Fonctionally relevant conformations of the protein transporter FhaC: probing the lateral opening of a beta barrel in a biological membrane – OPEN_BAR

The Two-Partner Secretion (TPS) pathway is dedicated to the export of large proteins notably serving as virulence factors. The TpsB transporters are transmembrane ß-barrel proteins that secrete their TpsA substrates across the outer membrane of various Gram-negative bacterial pathogens. They belong to the ubiquitous Omp85 superfamily, whose members mediate protein insertion into, or translocation across, membranes of bacteria and of eukaryotic organelles, and which also includes the bacterial BamA transporters. We are interested in FhaC, the TpsB protein that mediates secretion of the FHA adhesin in Bordetella pertussis. The FHA/FhaC pair is a model TPS system, and FhaC is a recognized Omp85 paradigm. The Omp85 transporters perform their functions in the absence of ATP or an electrochemical gradient. From a basic-science perspective, how they mediate protein transport is a focus of intense interest. From an applied perspective, BamA and TpsB proteins are new potential antibacterial targets.

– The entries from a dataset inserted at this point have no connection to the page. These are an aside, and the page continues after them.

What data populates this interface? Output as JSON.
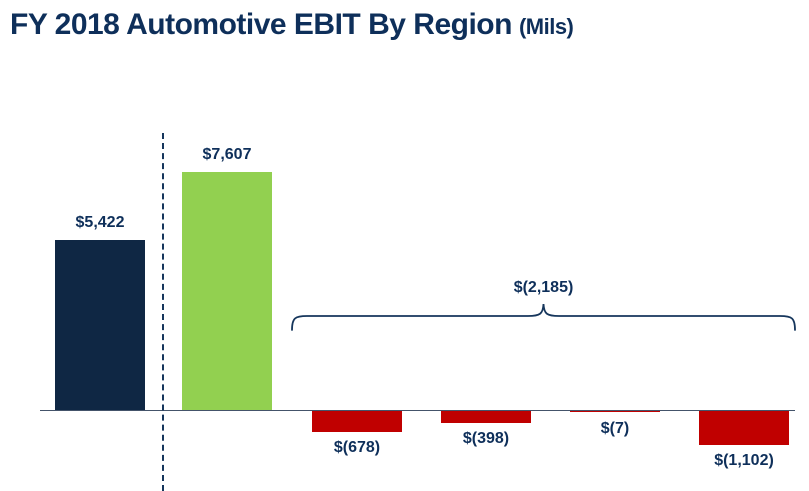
{
  "title": {
    "main": "FY 2018 Automotive EBIT By Region",
    "suffix": "(Mils)"
  },
  "colors": {
    "navy": "#0f2744",
    "green": "#92d050",
    "red": "#c00000",
    "text": "#0e2f5a",
    "axis": "#44546a"
  },
  "chart_data": {
    "type": "bar",
    "title": "FY 2018 Automotive EBIT By Region (Mils)",
    "bars": [
      {
        "label": "$5,422",
        "value": 5422,
        "color": "navy"
      },
      {
        "label": "$7,607",
        "value": 7607,
        "color": "green"
      },
      {
        "label": "$(678)",
        "value": -678,
        "color": "red"
      },
      {
        "label": "$(398)",
        "value": -398,
        "color": "red"
      },
      {
        "label": "$(7)",
        "value": -7,
        "color": "red"
      },
      {
        "label": "$(1,102)",
        "value": -1102,
        "color": "red"
      }
    ],
    "annotation": {
      "label": "$(2,185)",
      "value": -2185,
      "spans_bars": [
        2,
        5
      ],
      "shape": "curly-brace"
    },
    "separator_after_bar": 0,
    "ylim": [
      -1200,
      7700
    ],
    "zero_line": true,
    "grid": false,
    "legend": false,
    "x_tick_labels": []
  }
}
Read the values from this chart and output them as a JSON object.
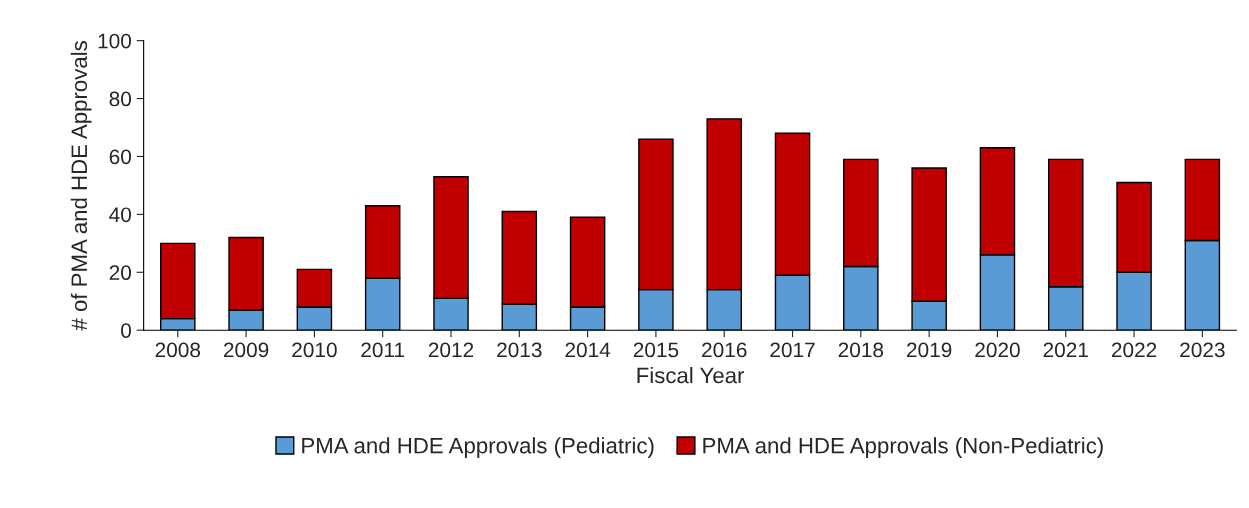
{
  "chart_data": {
    "type": "bar",
    "stacked": true,
    "xlabel": "Fiscal Year",
    "ylabel": "# of PMA and HDE Approvals",
    "categories": [
      "2008",
      "2009",
      "2010",
      "2011",
      "2012",
      "2013",
      "2014",
      "2015",
      "2016",
      "2017",
      "2018",
      "2019",
      "2020",
      "2021",
      "2022",
      "2023"
    ],
    "series": [
      {
        "name": "PMA and HDE Approvals (Pediatric)",
        "color": "#5b9bd5",
        "values": [
          4,
          7,
          8,
          18,
          11,
          9,
          8,
          14,
          14,
          19,
          22,
          10,
          26,
          15,
          20,
          31
        ]
      },
      {
        "name": "PMA and HDE Approvals (Non-Pediatric)",
        "color": "#c00000",
        "values": [
          26,
          25,
          13,
          25,
          42,
          32,
          31,
          52,
          59,
          49,
          37,
          46,
          37,
          44,
          31,
          28
        ]
      }
    ],
    "ylim": [
      0,
      100
    ],
    "yticks": [
      0,
      20,
      40,
      60,
      80,
      100
    ],
    "grid": false,
    "legend": "bottom"
  }
}
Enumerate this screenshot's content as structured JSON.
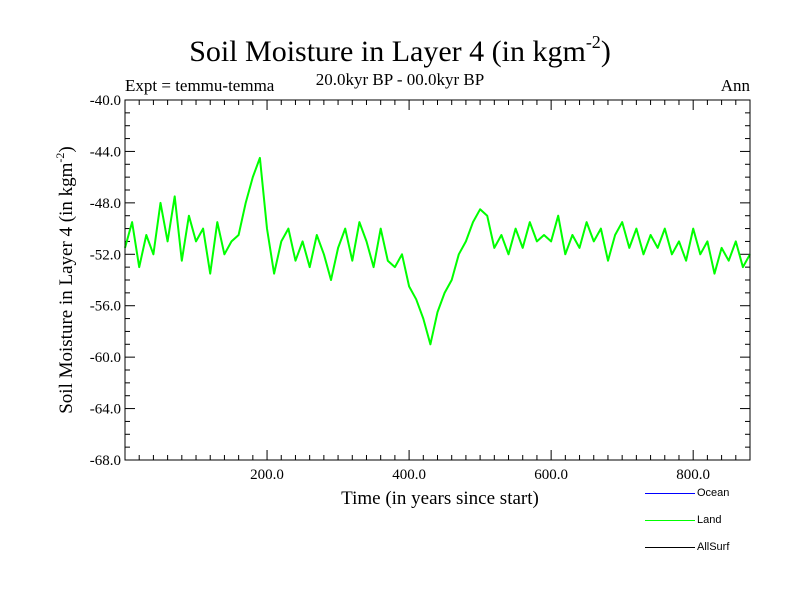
{
  "header": {
    "title_main": "Soil Moisture in Layer 4 (in kgm",
    "title_exp": "-2",
    "title_close": ")",
    "expt": "Expt = temmu-temma",
    "period": "20.0kyr BP - 00.0kyr BP",
    "season": "Ann"
  },
  "chart_data": {
    "type": "line",
    "title": "Soil Moisture in Layer 4 (in kgm-2)",
    "xlabel": "Time (in years since start)",
    "ylabel": "Soil Moisture in Layer 4 (in kgm-2)",
    "xlim": [
      0,
      880
    ],
    "ylim": [
      -68,
      -40
    ],
    "xticks": [
      200,
      400,
      600,
      800
    ],
    "xtick_labels": [
      "200.0",
      "400.0",
      "600.0",
      "800.0"
    ],
    "yticks": [
      -40,
      -44,
      -48,
      -52,
      -56,
      -60,
      -64,
      -68
    ],
    "ytick_labels": [
      "-40.0",
      "-44.0",
      "-48.0",
      "-52.0",
      "-56.0",
      "-60.0",
      "-64.0",
      "-68.0"
    ],
    "series": [
      {
        "name": "Land",
        "color": "#00ff00",
        "x": [
          0,
          10,
          20,
          30,
          40,
          50,
          60,
          70,
          80,
          90,
          100,
          110,
          120,
          130,
          140,
          150,
          160,
          170,
          180,
          190,
          200,
          210,
          220,
          230,
          240,
          250,
          260,
          270,
          280,
          290,
          300,
          310,
          320,
          330,
          340,
          350,
          360,
          370,
          380,
          390,
          400,
          410,
          420,
          430,
          440,
          450,
          460,
          470,
          480,
          490,
          500,
          510,
          520,
          530,
          540,
          550,
          560,
          570,
          580,
          590,
          600,
          610,
          620,
          630,
          640,
          650,
          660,
          670,
          680,
          690,
          700,
          710,
          720,
          730,
          740,
          750,
          760,
          770,
          780,
          790,
          800,
          810,
          820,
          830,
          840,
          850,
          860,
          870,
          880
        ],
        "values": [
          -51.5,
          -49.5,
          -53.0,
          -50.5,
          -52.0,
          -48.0,
          -51.0,
          -47.5,
          -52.5,
          -49.0,
          -51.0,
          -50.0,
          -53.5,
          -49.5,
          -52.0,
          -51.0,
          -50.5,
          -48.0,
          -46.0,
          -44.5,
          -50.0,
          -53.5,
          -51.0,
          -50.0,
          -52.5,
          -51.0,
          -53.0,
          -50.5,
          -52.0,
          -54.0,
          -51.5,
          -50.0,
          -52.5,
          -49.5,
          -51.0,
          -53.0,
          -50.0,
          -52.5,
          -53.0,
          -52.0,
          -54.5,
          -55.5,
          -57.0,
          -59.0,
          -56.5,
          -55.0,
          -54.0,
          -52.0,
          -51.0,
          -49.5,
          -48.5,
          -49.0,
          -51.5,
          -50.5,
          -52.0,
          -50.0,
          -51.5,
          -49.5,
          -51.0,
          -50.5,
          -51.0,
          -49.0,
          -52.0,
          -50.5,
          -51.5,
          -49.5,
          -51.0,
          -50.0,
          -52.5,
          -50.5,
          -49.5,
          -51.5,
          -50.0,
          -52.0,
          -50.5,
          -51.5,
          -50.0,
          -52.0,
          -51.0,
          -52.5,
          -50.0,
          -52.0,
          -51.0,
          -53.5,
          -51.5,
          -52.5,
          -51.0,
          -53.0,
          -52.0
        ]
      },
      {
        "name": "Ocean",
        "color": "#0000ff",
        "x": [],
        "values": []
      },
      {
        "name": "AllSurf",
        "color": "#000000",
        "x": [],
        "values": []
      }
    ],
    "legend": [
      "Ocean",
      "Land",
      "AllSurf"
    ],
    "legend_placement": "bottom-right"
  }
}
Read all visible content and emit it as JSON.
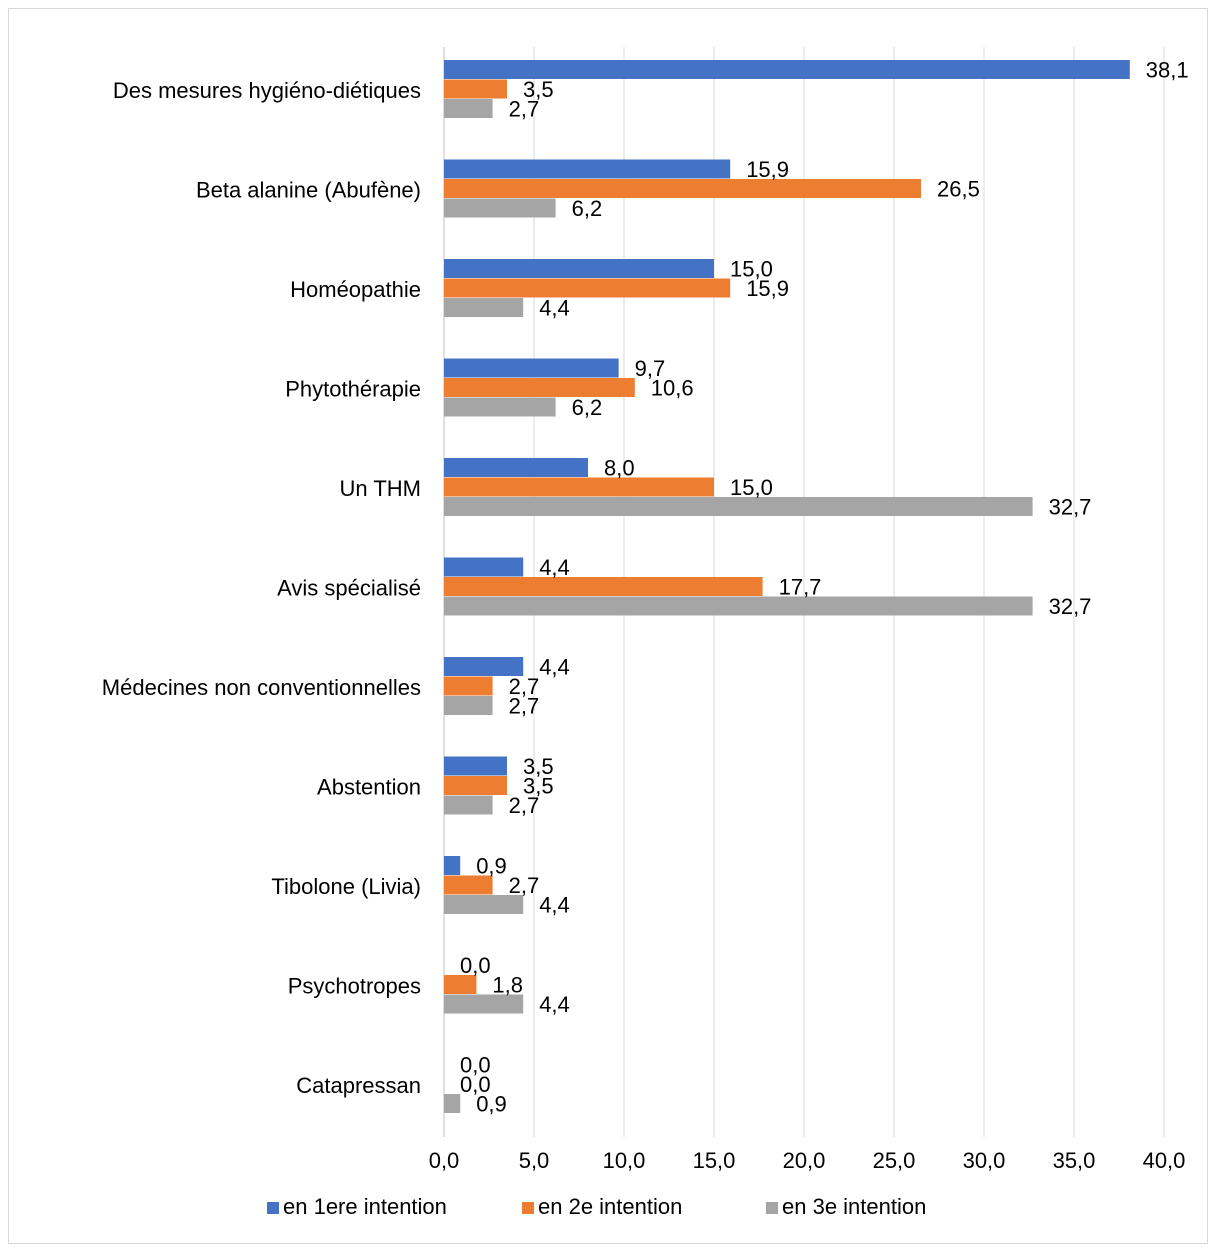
{
  "chart_data": {
    "type": "bar",
    "orientation": "horizontal",
    "title": "",
    "xlabel": "",
    "ylabel": "",
    "xlim": [
      0,
      40
    ],
    "x_ticks": [
      "0,0",
      "5,0",
      "10,0",
      "15,0",
      "20,0",
      "25,0",
      "30,0",
      "35,0",
      "40,0"
    ],
    "grid": "vertical",
    "legend_position": "bottom",
    "categories": [
      "Des mesures hygiéno-diétiques",
      "Beta alanine (Abufène)",
      "Homéopathie",
      "Phytothérapie",
      "Un THM",
      "Avis spécialisé",
      "Médecines non conventionnelles",
      "Abstention",
      "Tibolone (Livia)",
      "Psychotropes",
      "Catapressan"
    ],
    "series": [
      {
        "name": "en 1ere intention",
        "color": "#4472c4",
        "values": [
          38.1,
          15.9,
          15.0,
          9.7,
          8.0,
          4.4,
          4.4,
          3.5,
          0.9,
          0.0,
          0.0
        ],
        "labels": [
          "38,1",
          "15,9",
          "15,0",
          "9,7",
          "8,0",
          "4,4",
          "4,4",
          "3,5",
          "0,9",
          "0,0",
          "0,0"
        ]
      },
      {
        "name": "en 2e intention",
        "color": "#ed7d31",
        "values": [
          3.5,
          26.5,
          15.9,
          10.6,
          15.0,
          17.7,
          2.7,
          3.5,
          2.7,
          1.8,
          0.0
        ],
        "labels": [
          "3,5",
          "26,5",
          "15,9",
          "10,6",
          "15,0",
          "17,7",
          "2,7",
          "3,5",
          "2,7",
          "1,8",
          "0,0"
        ]
      },
      {
        "name": "en 3e intention",
        "color": "#a5a5a5",
        "values": [
          2.7,
          6.2,
          4.4,
          6.2,
          32.7,
          32.7,
          2.7,
          2.7,
          4.4,
          4.4,
          0.9
        ],
        "labels": [
          "2,7",
          "6,2",
          "4,4",
          "6,2",
          "32,7",
          "32,7",
          "2,7",
          "2,7",
          "4,4",
          "4,4",
          "0,9"
        ]
      }
    ]
  }
}
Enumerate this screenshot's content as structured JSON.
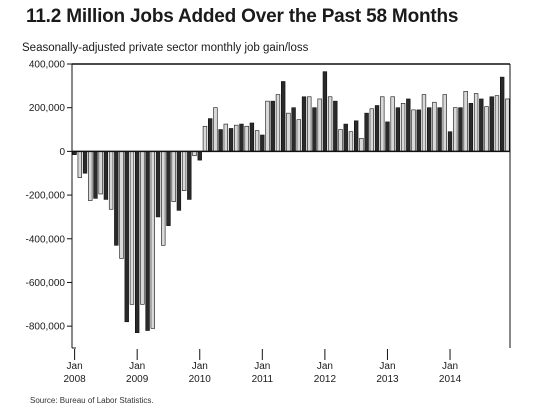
{
  "header": {
    "title": "11.2 Million Jobs Added Over the Past 58 Months",
    "subtitle": "Seasonally-adjusted private sector monthly job gain/loss",
    "source": "Source: Bureau of Labor Statistics."
  },
  "colors": {
    "dark_bar": "#2a2a2a",
    "light_bar": "#d9d9d9",
    "stroke": "#111111",
    "axis": "#111111"
  },
  "chart_data": {
    "type": "bar",
    "title": "11.2 Million Jobs Added Over the Past 58 Months",
    "subtitle": "Seasonally-adjusted private sector monthly job gain/loss",
    "ylim": [
      -900000,
      400000
    ],
    "y_ticks": [
      400000,
      200000,
      0,
      -200000,
      -400000,
      -600000,
      -800000
    ],
    "y_tick_labels": [
      "400,000",
      "200,000",
      "0",
      "-200,000",
      "-400,000",
      "-600,000",
      "-800,000"
    ],
    "x_ticks": [
      {
        "index": 0,
        "month": "Jan",
        "year": "2008"
      },
      {
        "index": 12,
        "month": "Jan",
        "year": "2009"
      },
      {
        "index": 24,
        "month": "Jan",
        "year": "2010"
      },
      {
        "index": 36,
        "month": "Jan",
        "year": "2011"
      },
      {
        "index": 48,
        "month": "Jan",
        "year": "2012"
      },
      {
        "index": 60,
        "month": "Jan",
        "year": "2013"
      },
      {
        "index": 72,
        "month": "Jan",
        "year": "2014"
      }
    ],
    "grid": false,
    "start": "Jan 2008",
    "series": [
      {
        "values": [
          -15000,
          -120000,
          -100000,
          -225000,
          -215000,
          -195000,
          -220000,
          -265000,
          -430000,
          -490000,
          -780000,
          -700000,
          -830000,
          -700000,
          -820000,
          -810000,
          -300000,
          -430000,
          -340000,
          -230000,
          -270000,
          -180000,
          -220000,
          -20000,
          -40000,
          115000,
          150000,
          200000,
          100000,
          125000,
          105000,
          120000,
          125000,
          115000,
          130000,
          95000,
          75000,
          230000,
          230000,
          260000,
          320000,
          175000,
          200000,
          145000,
          250000,
          250000,
          200000,
          240000,
          365000,
          250000,
          230000,
          100000,
          125000,
          90000,
          140000,
          60000,
          175000,
          195000,
          210000,
          250000,
          135000,
          250000,
          200000,
          220000,
          240000,
          190000,
          190000,
          260000,
          200000,
          225000,
          200000,
          260000,
          90000,
          200000,
          200000,
          275000,
          220000,
          265000,
          240000,
          205000,
          250000,
          255000,
          340000,
          240000
        ]
      }
    ]
  }
}
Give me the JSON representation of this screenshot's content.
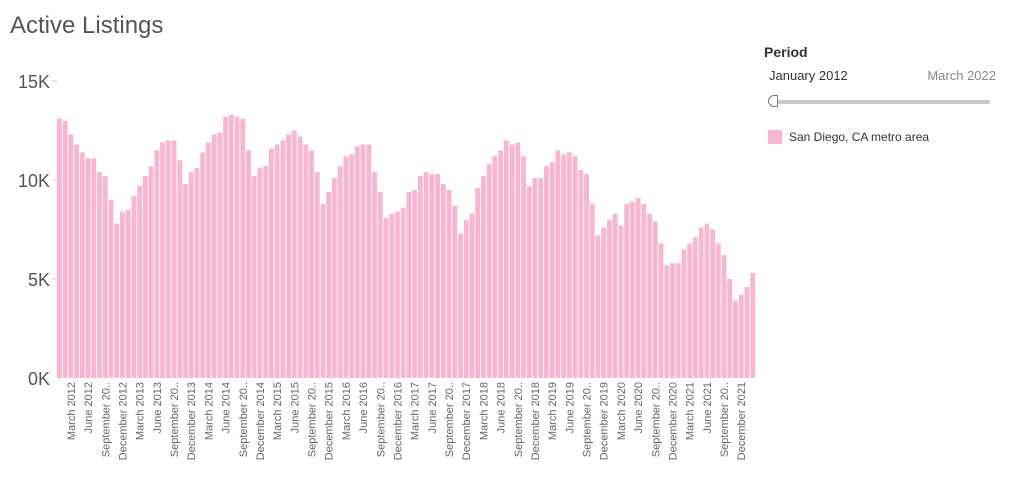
{
  "title": "Active Listings",
  "filter": {
    "label": "Period",
    "start": "January 2012",
    "end": "March 2022"
  },
  "legend": {
    "series_name": "San Diego, CA metro area",
    "color": "#f9b6d3"
  },
  "colors": {
    "bar": "#f9b6d3",
    "axis_text": "#555555",
    "tick_text": "#666666"
  },
  "chart_data": {
    "type": "bar",
    "title": "Active Listings",
    "ylim": [
      0,
      15000
    ],
    "ytick_labels": [
      "0K",
      "5K",
      "10K",
      "15K"
    ],
    "ytick_values": [
      0,
      5000,
      10000,
      15000
    ],
    "xtick_labels": [
      "March 2012",
      "June 2012",
      "September 20..",
      "December 2012",
      "March 2013",
      "June 2013",
      "September 20..",
      "December 2013",
      "March 2014",
      "June 2014",
      "September 20..",
      "December 2014",
      "March 2015",
      "June 2015",
      "September 20..",
      "December 2015",
      "March 2016",
      "June 2016",
      "September 20..",
      "December 2016",
      "March 2017",
      "June 2017",
      "September 20..",
      "December 2017",
      "March 2018",
      "June 2018",
      "September 20..",
      "December 2018",
      "March 2019",
      "June 2019",
      "September 20..",
      "December 2019",
      "March 2020",
      "June 2020",
      "September 20..",
      "December 2020",
      "March 2021",
      "June 2021",
      "September 20..",
      "December 2021"
    ],
    "start_month": "January 2012",
    "end_month": "March 2022",
    "grid": false,
    "legend_position": "right",
    "series": [
      {
        "name": "San Diego, CA metro area",
        "values": [
          13100,
          13000,
          12300,
          11800,
          11400,
          11100,
          11100,
          10400,
          10200,
          9000,
          7800,
          8400,
          8500,
          9200,
          9700,
          10200,
          10700,
          11500,
          11900,
          12000,
          12000,
          11000,
          9800,
          10400,
          10600,
          11400,
          11900,
          12300,
          12400,
          13200,
          13300,
          13200,
          13100,
          11500,
          10200,
          10600,
          10700,
          11600,
          11800,
          12000,
          12300,
          12500,
          12200,
          11800,
          11500,
          10400,
          8800,
          9400,
          10100,
          10700,
          11200,
          11300,
          11700,
          11800,
          11800,
          10400,
          9400,
          8100,
          8300,
          8400,
          8600,
          9400,
          9500,
          10200,
          10400,
          10300,
          10300,
          9800,
          9500,
          8700,
          7300,
          8000,
          8300,
          9600,
          10200,
          10800,
          11200,
          11500,
          12000,
          11800,
          11900,
          11200,
          9700,
          10100,
          10100,
          10700,
          10900,
          11500,
          11300,
          11400,
          11200,
          10500,
          10300,
          8800,
          7200,
          7600,
          8000,
          8300,
          7700,
          8800,
          8900,
          9100,
          8800,
          8300,
          7900,
          6800,
          5700,
          5800,
          5800,
          6500,
          6800,
          7100,
          7600,
          7800,
          7500,
          6800,
          6200,
          5000,
          3900,
          4200,
          4600,
          5300
        ]
      }
    ]
  }
}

Omp85 transporters are composed of N-terminal intracellular POTRA domains and a C-terminal transmembrane ß barrel, which in FhaC is the FHA translocation pore. The POTRA domains mediate protein-protein interactions, and notably substrate recognition in the periplasm. A hallmark Omp85 feature is the conserved extracellular loop L6 whose tip interacts with a conserved motif in the inner ß-barrel wall. Additionally, in FhaC, an N-terminal helix called H1 plugs the ß barrel. Both H1 and L6 stabilize the barrel in a closed, resting conformation whose crystal structure is known. The ß barrel, L6 and the last POTRA domain are all essential for function. The molecular mechanisms of action of FhaC remain to be characterized, and this is the goal of this proposal.
FhaC is very dynamic, and the spontaneous exit of H1 from the barrel is one of the conformational changes linked to its transport activity. Our hypothesis is that secretion occurs by a cyclic mechanism involving an enlargement of the FhaC barrel. Entry of the substrate protein into the pore and its progression towards the cell surface are accomplished by reversible conformational changes of FhaC that involve a lateral opening of its beta barrel and the insertion of a portion of the POTRA2 domain into the resulting gap. This change of conformation hoists the substrate bound to POTRA2 from the periplasm into the barrel. The substrate is released towards the cell surface, and the POTRA domains switch back to the periplasm to repeat the cycle. Conformational changes of the L6 loop may stabilize alternative barrel conformations or prevent the substrate from backtracking in the pore.

This cycle implies alternative, transient conformations of FhaC that we will explore using approaches suitable to detect minor states in heterogeneous populations and to track protein dynamics at different levels of resolution. We will combine nuclear magnetic resonance spectroscopy, ion mobility mass spectrometry, hydrogen-deuterium exchange mass spectrometry and crystallography to characterize wild type FhaC in detergent and lipid media. A small set of variants engineered by mutagenesis either to freeze the protein in a closed conformation or to displace the conformational equilibrium of the transporter towards its open form will be selected. The variants will be analyzed in detergent medium and in membrane-mimic environments, and their conformations will be compared using the same set of biophysical techniques. We will determine the energy landscape and the rates of the conformational changes occurring in the secretion cycle. We will also try to solve the structure of alternative forms of FhaC by X-ray crystallography with the help of nanobodies. Combining information from these complementary approaches will enable us to propose a model for the function of FhaC, which we expect to describe a new paradigm for protein transport across a biological membrane.